Другим слова не давали, словно у нас были забинтованы не головы и руки, а языки. Единственное во всей пресс-конференции, что мне сильно не понравилось — полковник назвал нас журналистам пофамильно и перечислил при этом города — кто откуда призывался. Ни к чему было выпускать мою фамилию в эфир. Это не то место, где ей следует порхать на манер бабочки. Даже подумалось, что лучше бы я это утро на «губе» провел. Там безопаснее.
И все. На этом приятное мероприятие благополучно закончилось. Журналистов дружным стадом куда-то удалили, и мне было позволено снять бинты. Всем разрешили переодеться в собственное тряпье, менее рваное, чем привезенное полковниками-костюмерами, и не такое окровавленное.
— Как я смотрелся? — спросил довольный собой Львов, надевая начищенные башмаки.
Он все еще смотрелся в них, как в зеркало. А в глазах была не просто надежда на одобрение, а страстное желание продолжительных аплодисментов.
— Вылитый Ален Делон. Красавец-мужчина. Теперь вернешься, тебя обязательно на телестудию работать пригласят. Будешь вести обзоры событий с горячих точек. Как эти журналисты. Если ездить сюда не захочешь, станешь телевизионным аналитиком.
Это тот, кто ничего не знает, но обо всем судит со знанием дела.
— Да ну тебя, — отмахнулся Виктор, но румянец, покрывший щеки, однозначно говорил, что мое предположение пришлось ему по душе. Он парень в самом деле симпатичный и с телеэкрана смотрелся бы неплохо.
— Точно тебе говорю. А все твои знакомые девахи, которые дороже ста рублей, будут стадом за тобой носиться. Прятаться устанешь. И все незнакомые девахи, кстати, тоже. Был бы ты местным горцем, завел бы себе гарем. Осилишь?
Его глаза затуманились мечтой, но ответить сержант не успел.
— Поехали… — сказал полковник внутренних войск.

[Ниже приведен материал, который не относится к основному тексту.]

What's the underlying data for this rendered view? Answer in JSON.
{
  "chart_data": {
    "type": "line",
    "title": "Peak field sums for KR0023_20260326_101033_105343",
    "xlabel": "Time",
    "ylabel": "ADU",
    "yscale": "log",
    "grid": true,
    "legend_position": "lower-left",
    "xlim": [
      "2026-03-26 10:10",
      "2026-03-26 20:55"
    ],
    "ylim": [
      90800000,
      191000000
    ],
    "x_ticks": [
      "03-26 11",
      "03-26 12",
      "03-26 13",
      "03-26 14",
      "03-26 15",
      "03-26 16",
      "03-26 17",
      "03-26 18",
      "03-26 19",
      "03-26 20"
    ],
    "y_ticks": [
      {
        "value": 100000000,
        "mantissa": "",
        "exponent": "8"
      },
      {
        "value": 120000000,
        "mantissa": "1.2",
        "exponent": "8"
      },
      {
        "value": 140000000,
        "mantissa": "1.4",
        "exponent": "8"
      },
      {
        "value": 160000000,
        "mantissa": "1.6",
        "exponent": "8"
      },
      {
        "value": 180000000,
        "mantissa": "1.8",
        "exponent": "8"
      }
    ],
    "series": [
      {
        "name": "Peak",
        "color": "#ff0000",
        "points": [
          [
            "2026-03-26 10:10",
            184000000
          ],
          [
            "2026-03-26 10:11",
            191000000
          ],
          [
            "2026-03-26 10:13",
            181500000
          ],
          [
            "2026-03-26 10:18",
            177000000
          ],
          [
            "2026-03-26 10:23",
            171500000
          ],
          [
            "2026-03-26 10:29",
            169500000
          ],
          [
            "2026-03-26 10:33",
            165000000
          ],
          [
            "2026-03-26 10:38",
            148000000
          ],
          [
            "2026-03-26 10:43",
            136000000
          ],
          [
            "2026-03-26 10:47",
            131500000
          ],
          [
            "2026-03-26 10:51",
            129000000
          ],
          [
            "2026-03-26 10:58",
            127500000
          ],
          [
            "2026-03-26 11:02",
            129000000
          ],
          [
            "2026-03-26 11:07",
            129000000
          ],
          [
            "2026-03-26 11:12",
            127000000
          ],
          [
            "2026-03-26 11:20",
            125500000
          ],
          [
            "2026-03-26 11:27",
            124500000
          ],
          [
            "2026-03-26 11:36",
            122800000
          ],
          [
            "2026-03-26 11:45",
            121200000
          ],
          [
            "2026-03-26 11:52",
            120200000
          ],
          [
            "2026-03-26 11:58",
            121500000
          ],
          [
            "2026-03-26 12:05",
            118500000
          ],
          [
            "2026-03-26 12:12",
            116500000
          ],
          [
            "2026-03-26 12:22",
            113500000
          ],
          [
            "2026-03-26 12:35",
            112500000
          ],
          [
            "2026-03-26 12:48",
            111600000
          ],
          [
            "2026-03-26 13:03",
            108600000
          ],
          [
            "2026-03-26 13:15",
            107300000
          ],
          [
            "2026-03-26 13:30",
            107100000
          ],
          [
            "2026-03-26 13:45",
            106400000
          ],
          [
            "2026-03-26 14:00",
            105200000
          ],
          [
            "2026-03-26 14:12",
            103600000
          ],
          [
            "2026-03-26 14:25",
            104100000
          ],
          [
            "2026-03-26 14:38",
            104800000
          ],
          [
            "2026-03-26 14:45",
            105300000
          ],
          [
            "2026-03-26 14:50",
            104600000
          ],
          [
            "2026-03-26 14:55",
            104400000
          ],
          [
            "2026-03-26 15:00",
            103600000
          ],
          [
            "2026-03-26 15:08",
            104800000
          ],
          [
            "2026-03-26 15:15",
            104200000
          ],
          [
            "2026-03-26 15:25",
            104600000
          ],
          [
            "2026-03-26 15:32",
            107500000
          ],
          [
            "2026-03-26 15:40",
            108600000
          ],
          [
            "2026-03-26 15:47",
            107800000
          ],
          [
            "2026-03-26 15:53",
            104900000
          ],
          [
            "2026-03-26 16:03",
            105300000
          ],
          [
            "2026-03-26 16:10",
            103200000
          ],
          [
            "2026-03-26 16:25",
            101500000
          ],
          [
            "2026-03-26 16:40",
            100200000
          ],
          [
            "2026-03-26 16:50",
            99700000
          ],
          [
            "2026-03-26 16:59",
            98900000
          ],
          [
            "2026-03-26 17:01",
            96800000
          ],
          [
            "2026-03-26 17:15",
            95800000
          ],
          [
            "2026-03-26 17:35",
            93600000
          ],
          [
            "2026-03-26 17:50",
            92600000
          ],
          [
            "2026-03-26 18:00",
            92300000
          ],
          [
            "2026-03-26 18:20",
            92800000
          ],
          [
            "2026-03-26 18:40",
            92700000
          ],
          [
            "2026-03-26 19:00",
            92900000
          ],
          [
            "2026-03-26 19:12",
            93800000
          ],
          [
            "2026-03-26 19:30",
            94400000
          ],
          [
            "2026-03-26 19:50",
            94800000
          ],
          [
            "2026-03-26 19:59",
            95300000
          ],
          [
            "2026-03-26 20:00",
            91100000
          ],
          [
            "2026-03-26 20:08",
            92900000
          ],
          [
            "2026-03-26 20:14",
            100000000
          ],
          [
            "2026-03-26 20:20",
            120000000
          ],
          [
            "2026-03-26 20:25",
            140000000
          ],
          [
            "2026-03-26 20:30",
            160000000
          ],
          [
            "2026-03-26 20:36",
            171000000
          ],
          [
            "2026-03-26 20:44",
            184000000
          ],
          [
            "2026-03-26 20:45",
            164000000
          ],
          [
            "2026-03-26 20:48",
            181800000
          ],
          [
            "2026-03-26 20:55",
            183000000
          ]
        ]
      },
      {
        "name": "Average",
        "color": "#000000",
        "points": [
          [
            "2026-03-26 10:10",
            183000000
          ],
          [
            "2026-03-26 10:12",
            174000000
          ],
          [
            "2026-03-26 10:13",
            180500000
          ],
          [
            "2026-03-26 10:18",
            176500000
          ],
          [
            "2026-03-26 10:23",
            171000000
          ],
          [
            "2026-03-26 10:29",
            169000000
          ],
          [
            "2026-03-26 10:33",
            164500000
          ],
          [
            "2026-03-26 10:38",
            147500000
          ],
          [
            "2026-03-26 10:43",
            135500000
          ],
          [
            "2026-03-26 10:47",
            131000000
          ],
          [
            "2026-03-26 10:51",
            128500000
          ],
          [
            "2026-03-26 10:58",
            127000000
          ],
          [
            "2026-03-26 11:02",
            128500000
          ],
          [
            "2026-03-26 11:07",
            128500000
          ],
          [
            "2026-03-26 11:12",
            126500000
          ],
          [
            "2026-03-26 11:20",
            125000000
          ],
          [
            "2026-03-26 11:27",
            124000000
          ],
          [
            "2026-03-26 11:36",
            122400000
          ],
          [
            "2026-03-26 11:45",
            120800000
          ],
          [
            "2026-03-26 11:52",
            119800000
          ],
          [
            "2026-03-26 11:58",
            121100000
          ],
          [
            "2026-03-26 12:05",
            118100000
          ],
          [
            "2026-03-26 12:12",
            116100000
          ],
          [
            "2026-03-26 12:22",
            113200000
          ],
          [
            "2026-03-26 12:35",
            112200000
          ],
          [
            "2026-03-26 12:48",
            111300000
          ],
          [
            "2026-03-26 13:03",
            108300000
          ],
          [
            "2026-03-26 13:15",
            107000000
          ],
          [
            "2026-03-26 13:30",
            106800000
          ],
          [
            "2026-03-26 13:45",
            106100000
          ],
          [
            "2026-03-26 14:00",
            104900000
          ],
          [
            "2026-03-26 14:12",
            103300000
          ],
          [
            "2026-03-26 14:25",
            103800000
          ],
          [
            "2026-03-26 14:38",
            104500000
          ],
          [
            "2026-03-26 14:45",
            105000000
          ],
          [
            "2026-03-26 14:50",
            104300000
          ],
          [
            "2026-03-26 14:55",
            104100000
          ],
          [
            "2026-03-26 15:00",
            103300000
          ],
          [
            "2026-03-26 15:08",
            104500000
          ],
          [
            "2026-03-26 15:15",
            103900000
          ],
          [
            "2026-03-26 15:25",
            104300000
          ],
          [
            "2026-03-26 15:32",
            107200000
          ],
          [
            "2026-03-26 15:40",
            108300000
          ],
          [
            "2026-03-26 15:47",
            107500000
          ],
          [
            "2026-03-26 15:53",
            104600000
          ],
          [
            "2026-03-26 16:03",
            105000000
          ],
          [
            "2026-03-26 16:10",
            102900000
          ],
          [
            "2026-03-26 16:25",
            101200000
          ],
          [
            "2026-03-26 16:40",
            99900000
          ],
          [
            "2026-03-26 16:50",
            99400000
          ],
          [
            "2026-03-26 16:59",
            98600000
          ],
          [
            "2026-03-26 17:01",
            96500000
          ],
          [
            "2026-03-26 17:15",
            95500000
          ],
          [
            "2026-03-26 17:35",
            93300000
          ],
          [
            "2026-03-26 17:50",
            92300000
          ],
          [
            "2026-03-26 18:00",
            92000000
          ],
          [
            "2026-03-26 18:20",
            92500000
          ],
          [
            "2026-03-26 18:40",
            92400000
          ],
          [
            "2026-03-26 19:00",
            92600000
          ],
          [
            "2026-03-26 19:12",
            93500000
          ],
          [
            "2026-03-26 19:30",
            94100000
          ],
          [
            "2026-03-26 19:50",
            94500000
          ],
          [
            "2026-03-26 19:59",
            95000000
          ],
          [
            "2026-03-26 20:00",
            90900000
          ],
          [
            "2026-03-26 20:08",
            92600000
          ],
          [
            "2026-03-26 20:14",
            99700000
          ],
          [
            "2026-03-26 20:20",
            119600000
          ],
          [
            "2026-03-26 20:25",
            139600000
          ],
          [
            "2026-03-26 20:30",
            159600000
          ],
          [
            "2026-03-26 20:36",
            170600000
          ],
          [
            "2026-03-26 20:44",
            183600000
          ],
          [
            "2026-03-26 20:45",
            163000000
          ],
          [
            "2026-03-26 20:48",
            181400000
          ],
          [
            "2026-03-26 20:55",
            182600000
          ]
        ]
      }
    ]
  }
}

Оказывается, прямо к палатке был подан автобус — как карета к парадному дворцовому крыльцу. Нас без пинков загнали туда, автобус тронулся, и уже готовы были задвинуться двери, когда непонятно откуда выскочил, сильно и смешно косолапя, майор Растопчин.
— Товарищи полковники, товарищи полковники… — кричал он в дверь и неуклюже норовил поставить ногу на ступеньку, пока створки не успели захлопнуться. Идеально круглая майорская голова при этом, казалось, несла его тело, словно воздушный шар гондолу.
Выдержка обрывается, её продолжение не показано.